Privacy and the workplace: a (too) fragmented approach

Considering the European Union framework as an example, the challenges posed by information technologies can only be addressed properly if we have a clear idea of what is our foundational point.

This is a challenge. One that not every Member State has addressed to the same extent. We see some reasons for this divergence in treatment. First, understanding privacy and data protection law requires a degree of specialisation and expertise. Second, data protection standards are not necessarily written for, nor adapted to, the employment context. These obstacles test a field like labour law, which has a very long tradition, with often detailed sets of rules and its own mechanisms and principles.

Nevertheless, we have led this book with the hope of bringing together the legal communities in Privacy (including data protection) and Labour because there is a need for them to interact in order to set out the interplay between these two complex fields; time during which sufficient know-how and understanding can develop. There is a need for more specification of privacy and data protection for the employment context.

Article 88 GDPR confirms both the need for specificity, allowing Member States and the social partners to set out their own regulatory frameworks for the work context. However, this provision also contributes to an absence of harmonisation of protections across the EU in the work setting. It may be questioned whether this is desirable, seen the fact that it concerns a fundamental right.

Privacy as a way forward

One of the main findings of this book is that the right to privacy cannot be removed anymore from a modern regulatory approach of the global workplace. In addition, the right to privacy, including the right to data protection, offers new insights and legal solutions for many contemporary and future workplace issues.
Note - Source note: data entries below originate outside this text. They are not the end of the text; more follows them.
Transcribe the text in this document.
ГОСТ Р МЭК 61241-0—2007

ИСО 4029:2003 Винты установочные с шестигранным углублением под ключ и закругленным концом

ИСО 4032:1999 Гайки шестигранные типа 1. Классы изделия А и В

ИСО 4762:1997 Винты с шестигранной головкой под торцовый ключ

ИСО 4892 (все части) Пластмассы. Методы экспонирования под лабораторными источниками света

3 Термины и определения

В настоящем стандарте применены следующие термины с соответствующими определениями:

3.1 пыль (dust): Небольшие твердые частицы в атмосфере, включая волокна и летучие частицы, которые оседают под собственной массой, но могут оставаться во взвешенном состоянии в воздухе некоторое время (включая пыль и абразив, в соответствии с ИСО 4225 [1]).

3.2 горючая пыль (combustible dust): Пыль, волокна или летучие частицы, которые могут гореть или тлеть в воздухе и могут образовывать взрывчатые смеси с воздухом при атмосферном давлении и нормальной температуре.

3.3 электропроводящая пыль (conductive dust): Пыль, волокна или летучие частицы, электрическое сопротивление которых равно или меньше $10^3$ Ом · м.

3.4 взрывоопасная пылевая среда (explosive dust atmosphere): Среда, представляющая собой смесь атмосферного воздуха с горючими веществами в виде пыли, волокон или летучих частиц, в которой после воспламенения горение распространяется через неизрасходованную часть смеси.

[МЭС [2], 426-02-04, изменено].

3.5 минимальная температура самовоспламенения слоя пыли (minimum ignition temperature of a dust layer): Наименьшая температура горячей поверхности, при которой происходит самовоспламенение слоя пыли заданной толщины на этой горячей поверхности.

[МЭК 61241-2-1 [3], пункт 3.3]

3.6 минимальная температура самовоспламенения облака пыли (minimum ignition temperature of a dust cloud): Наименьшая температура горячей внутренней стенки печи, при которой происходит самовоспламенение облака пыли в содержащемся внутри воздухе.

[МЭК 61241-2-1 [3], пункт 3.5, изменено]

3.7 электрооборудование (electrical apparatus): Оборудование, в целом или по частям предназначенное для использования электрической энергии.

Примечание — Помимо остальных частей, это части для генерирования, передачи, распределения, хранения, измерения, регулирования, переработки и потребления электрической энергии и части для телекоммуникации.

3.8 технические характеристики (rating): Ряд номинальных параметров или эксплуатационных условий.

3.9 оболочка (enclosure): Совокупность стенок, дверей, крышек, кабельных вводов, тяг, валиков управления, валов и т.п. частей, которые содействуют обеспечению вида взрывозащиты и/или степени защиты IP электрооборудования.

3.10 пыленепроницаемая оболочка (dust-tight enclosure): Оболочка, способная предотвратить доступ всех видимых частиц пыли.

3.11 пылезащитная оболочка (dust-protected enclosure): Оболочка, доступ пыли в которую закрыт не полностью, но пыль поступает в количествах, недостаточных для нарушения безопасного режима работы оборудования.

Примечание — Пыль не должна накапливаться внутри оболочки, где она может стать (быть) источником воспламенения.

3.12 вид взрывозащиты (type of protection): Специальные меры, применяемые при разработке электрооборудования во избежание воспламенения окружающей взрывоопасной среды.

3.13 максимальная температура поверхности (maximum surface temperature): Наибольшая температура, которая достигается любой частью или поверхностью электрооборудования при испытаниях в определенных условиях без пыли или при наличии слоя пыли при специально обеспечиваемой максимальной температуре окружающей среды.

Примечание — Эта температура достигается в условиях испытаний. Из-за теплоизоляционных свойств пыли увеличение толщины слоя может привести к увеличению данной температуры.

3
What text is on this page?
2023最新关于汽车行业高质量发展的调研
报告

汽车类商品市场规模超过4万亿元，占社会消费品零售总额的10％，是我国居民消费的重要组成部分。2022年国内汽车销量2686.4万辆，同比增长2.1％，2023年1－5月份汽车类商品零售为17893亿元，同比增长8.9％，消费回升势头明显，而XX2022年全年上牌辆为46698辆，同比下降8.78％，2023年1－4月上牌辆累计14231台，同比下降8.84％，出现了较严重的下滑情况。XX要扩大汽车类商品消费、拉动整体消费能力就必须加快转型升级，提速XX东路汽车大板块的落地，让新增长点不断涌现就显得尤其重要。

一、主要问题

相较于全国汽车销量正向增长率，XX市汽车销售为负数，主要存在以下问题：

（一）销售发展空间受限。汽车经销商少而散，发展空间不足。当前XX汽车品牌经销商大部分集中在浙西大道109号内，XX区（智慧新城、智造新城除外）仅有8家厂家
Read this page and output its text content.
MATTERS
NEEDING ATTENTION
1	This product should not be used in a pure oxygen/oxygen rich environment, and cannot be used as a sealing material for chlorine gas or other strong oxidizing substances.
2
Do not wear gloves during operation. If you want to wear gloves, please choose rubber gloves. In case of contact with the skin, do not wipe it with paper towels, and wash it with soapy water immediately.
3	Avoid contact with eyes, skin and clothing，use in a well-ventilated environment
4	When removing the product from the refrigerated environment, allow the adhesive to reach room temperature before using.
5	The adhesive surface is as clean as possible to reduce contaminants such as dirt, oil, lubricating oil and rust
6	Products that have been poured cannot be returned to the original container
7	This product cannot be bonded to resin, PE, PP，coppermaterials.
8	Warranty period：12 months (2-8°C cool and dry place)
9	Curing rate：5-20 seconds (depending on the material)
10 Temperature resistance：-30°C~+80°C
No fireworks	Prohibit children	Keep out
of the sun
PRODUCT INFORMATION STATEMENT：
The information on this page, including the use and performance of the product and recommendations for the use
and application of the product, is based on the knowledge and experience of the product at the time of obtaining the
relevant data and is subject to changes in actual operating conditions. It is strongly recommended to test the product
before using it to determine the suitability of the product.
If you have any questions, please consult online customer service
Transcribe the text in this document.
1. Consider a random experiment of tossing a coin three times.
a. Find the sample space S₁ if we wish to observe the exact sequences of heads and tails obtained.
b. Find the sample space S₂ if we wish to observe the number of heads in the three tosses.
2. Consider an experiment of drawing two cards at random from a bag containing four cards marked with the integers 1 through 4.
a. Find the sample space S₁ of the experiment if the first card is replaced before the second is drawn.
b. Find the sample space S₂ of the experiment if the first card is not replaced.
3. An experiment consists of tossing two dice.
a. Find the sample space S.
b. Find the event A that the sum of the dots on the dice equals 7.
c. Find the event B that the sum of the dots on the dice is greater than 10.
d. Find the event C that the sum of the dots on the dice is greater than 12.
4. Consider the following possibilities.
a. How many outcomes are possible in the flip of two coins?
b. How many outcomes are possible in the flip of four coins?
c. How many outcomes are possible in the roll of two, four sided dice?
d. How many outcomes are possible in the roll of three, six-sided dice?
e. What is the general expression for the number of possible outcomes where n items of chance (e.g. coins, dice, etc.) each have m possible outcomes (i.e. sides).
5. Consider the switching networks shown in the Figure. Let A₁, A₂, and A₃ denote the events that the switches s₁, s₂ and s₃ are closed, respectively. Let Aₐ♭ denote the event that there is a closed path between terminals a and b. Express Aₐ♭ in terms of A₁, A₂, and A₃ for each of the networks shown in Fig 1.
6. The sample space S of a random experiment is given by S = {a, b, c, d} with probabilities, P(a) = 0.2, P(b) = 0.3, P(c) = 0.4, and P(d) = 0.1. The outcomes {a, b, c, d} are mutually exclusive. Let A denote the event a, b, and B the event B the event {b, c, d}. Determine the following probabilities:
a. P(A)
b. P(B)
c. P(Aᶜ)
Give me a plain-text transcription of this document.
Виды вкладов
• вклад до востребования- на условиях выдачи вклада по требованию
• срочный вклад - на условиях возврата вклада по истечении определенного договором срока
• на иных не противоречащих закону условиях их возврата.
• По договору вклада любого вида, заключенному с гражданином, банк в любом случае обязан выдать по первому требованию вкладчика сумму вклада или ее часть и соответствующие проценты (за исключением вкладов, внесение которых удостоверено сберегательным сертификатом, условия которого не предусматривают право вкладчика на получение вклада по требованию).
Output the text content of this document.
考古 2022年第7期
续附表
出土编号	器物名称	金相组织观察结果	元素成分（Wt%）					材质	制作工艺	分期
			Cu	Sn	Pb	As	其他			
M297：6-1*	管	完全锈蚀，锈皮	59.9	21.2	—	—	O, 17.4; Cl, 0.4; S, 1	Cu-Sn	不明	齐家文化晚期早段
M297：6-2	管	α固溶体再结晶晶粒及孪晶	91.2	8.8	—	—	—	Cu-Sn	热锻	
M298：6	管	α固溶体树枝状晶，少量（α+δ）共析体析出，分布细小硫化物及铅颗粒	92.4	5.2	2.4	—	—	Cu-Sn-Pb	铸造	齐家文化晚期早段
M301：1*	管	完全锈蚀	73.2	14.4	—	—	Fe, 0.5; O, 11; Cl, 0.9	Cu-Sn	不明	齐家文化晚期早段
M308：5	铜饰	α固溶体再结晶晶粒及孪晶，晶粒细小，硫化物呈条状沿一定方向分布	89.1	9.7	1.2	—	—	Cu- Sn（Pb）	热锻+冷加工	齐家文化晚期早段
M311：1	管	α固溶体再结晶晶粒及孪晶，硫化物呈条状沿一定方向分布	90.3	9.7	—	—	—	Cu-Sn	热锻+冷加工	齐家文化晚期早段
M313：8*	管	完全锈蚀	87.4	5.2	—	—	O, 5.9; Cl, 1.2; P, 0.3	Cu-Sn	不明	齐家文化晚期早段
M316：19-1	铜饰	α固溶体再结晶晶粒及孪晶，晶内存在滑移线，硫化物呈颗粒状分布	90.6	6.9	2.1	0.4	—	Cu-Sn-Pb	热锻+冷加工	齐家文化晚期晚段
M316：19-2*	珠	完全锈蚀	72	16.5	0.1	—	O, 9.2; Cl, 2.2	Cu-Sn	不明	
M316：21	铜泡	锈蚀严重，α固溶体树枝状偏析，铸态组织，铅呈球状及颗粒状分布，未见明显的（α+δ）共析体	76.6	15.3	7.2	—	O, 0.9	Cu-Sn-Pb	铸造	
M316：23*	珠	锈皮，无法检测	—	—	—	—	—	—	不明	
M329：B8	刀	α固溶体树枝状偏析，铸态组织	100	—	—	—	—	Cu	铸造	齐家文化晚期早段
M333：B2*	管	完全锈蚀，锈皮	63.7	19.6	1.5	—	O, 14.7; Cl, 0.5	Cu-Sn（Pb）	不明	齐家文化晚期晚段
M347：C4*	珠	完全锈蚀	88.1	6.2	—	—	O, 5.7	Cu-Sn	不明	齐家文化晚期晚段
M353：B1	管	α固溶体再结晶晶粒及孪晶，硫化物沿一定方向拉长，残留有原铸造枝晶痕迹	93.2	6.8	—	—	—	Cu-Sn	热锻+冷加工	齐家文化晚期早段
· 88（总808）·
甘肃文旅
The effect of information technologies on work has increased, and will continue to be significant for the foreseeable future. We point to not only social media, platform labour, and remote work, but also algorithmic management as well as robotisation and co-botisation. Privacy is a common link amongst these. While a right to privacy has been discussed, we remain concerned about a substantive right to privacy at work that gives effect to the right of an individual to have space that is not intruded upon by the fact that he/she is part of an employment relationship. We view this right to privacy at work including recognition that if a person is at a workplace or engaged in work, they may be performing their duties, but that they do not hand over the entirety of their personhood to a job or employer. And so, the right to preserve some of themselves while at work (whether that is identified as personal data, or a space for private life at work) is an important step to take. And, we argue, it is one that must be engaged with imminently as we further digitalise work.

Furthermore, the diversity in national approaches, within an EU context, corresponds to the way how labour law is shaped. However, more harmonization is desirable. In this context, the possibility for a European legislative framework or a European (social partner) framework agreement should be further discovered. It will provide more leeway to European (social) partnership as well as to improved chances of convergence. Furthermore, while the GDPR focuses on the concept of data protection, a wider workplace privacy concept needs to be involved. The privacy concept is larger, more encompassing and more flexible than the data protection approach and may address gaps in the GDPR when labour and employment relations are concerned. Considering the challenges of the future of work, applying and developing the right to privacy will remain a way forward.